Der Begriff „Weltseele“ wurde von Platon geprägt. In seinem Dialog Timaios entwarf er eine Theorie der Beseelung der Welt. Er bezeichnete die Weltseele als selbstbewegt; in ihrer Eigenbewegung sah er ihr Hauptmerkmal. Als notwendig betrachtete er sie aus zwei Gründen. Erstens hielt er ein Prinzip, auf das Bewegung generell zurückgeführt werden kann, für erforderlich; in seinem Spätwerk Nomoi betonte er, die Weltseele sei die Ursache aller Bewegung in der Natur. Auf sie führte er die Bewegungen am Himmel ebenso wie diejenigen auf der Erde zurück. Zweitens benötigte er die Weltseele als das Prinzip, vermittels dessen er die im Kosmos waltende Vernunft mit der Weltmaterie verband.

Nach dem im Timaios erzählten Mythos hat der Demiurg, der Weltschöpfer, die Weltseele zusammen mit dem Kosmos erschaffen.
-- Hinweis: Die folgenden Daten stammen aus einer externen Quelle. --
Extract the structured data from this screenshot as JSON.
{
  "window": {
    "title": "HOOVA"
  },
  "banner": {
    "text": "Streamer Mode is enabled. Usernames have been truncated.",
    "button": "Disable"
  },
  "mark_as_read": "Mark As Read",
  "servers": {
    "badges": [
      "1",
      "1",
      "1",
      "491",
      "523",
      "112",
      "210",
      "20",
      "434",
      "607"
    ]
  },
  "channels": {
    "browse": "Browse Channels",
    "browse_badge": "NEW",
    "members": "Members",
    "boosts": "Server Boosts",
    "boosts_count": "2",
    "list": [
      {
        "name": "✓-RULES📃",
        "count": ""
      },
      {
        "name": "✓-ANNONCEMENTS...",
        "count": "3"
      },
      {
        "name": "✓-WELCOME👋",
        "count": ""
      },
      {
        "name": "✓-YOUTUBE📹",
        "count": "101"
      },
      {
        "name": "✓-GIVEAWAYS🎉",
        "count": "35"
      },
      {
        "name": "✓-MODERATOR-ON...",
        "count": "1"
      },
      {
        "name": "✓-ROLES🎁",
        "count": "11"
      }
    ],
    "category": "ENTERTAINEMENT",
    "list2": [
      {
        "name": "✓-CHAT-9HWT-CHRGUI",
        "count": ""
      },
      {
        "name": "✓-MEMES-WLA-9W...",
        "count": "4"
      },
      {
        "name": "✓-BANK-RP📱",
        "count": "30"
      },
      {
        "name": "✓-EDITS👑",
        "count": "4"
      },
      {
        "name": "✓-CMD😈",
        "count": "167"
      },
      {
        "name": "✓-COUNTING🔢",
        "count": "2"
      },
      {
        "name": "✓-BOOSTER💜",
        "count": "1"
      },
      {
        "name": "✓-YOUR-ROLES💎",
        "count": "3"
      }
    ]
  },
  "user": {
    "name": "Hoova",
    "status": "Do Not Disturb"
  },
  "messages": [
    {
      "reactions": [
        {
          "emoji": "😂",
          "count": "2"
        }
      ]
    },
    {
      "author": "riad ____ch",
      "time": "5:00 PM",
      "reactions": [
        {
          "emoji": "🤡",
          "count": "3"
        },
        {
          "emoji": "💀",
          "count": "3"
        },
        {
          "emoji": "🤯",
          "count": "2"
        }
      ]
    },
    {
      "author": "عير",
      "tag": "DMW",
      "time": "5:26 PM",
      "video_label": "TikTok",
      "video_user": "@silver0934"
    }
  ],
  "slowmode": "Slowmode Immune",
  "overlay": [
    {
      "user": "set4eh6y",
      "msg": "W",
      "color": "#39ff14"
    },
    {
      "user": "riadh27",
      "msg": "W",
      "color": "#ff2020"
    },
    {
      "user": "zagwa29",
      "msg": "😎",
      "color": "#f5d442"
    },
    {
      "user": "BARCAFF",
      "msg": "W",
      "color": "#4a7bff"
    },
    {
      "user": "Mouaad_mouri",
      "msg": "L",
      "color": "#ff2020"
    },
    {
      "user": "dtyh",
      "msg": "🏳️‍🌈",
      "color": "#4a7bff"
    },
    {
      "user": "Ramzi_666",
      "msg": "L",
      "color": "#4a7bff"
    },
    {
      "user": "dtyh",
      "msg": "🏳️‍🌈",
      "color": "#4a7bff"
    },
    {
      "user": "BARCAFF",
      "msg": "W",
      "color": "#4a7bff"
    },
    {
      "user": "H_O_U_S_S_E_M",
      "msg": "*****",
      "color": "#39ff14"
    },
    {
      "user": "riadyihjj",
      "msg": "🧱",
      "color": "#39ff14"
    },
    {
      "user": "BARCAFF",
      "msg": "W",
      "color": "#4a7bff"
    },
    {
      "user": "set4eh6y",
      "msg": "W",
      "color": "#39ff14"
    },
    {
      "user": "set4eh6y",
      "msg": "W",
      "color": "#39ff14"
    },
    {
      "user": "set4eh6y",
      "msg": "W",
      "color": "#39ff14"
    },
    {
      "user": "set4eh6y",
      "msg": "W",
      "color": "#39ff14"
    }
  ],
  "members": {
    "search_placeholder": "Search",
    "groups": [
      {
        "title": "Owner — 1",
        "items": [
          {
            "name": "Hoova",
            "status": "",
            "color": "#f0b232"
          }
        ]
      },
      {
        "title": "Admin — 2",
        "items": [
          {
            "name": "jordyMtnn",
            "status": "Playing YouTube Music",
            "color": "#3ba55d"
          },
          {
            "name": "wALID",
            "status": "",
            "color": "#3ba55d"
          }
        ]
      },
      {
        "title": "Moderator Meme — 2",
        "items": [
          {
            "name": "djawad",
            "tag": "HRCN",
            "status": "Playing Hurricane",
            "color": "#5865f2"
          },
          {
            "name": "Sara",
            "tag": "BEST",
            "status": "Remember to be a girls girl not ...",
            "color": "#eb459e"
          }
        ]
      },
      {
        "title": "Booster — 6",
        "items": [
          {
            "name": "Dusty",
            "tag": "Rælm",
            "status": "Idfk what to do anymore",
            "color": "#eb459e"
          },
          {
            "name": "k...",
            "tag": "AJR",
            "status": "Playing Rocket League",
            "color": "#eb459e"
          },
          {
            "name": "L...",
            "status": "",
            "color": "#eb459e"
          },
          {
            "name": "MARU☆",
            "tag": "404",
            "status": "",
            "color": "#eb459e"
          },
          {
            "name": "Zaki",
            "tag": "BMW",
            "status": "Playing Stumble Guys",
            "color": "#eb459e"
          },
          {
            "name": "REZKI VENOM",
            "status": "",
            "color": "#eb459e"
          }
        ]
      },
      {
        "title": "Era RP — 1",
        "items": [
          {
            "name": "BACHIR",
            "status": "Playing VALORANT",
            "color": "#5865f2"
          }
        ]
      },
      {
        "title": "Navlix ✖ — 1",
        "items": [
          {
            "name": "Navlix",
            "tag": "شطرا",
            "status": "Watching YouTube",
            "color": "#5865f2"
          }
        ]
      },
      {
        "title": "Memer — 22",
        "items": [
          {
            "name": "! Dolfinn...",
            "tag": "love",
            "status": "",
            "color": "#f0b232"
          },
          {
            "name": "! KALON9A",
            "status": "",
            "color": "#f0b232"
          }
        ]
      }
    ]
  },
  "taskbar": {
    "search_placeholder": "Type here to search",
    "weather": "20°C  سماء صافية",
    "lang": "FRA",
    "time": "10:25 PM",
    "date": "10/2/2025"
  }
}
Dies vollbrachte der Demiurg, indem er Unterschiedliches in einem komplexen, aus vier Schritten bestehenden Prozess in einem Mischkrug mischte. Aus unteilbarem und teilbarem Sein bildete er eine dritte Seinsform, aus unteilbarem und teilbarem Identischem eine dritte Form des Identischen, aus unteilbarem und teilbarem Verschiedenem eine dritte Form des Verschiedenen. Diese drei Mischungen verband er dann in einem vierten Schritt zur Weltseele. Dank dieser Mischung enthält die Weltseele Elemente von allem und wird dadurch in die Lage versetzt, alles wahrzunehmen und zu erkennen. Ihr steht die Herrschaft über den Weltkörper zu, so wie der Einzelseele des Individuums die Herrschaft über dessen Körper. Die Weltseele durchdringt und umgibt den Körper des Kosmos, seine Materie. Sie ist die vermittelnde Instanz zwischen der rein geistigen (spirituellen) Ideenwelt und dem physischen Weltkörper. Plato formuliert seinen Text auf der Basis eines mathematischen Konzeptes, welches er von dem der Schule des Pythagoras zugehörigen Gelehrten Philolaos übernahm. Diese pythagoreische Lehre galt als Geheimlehre, zu der nur Eingeweihte einen Zugang haben. Für diese war das von Plato angegebene Zahlenverhältnis 256:243 nachvollziehbar.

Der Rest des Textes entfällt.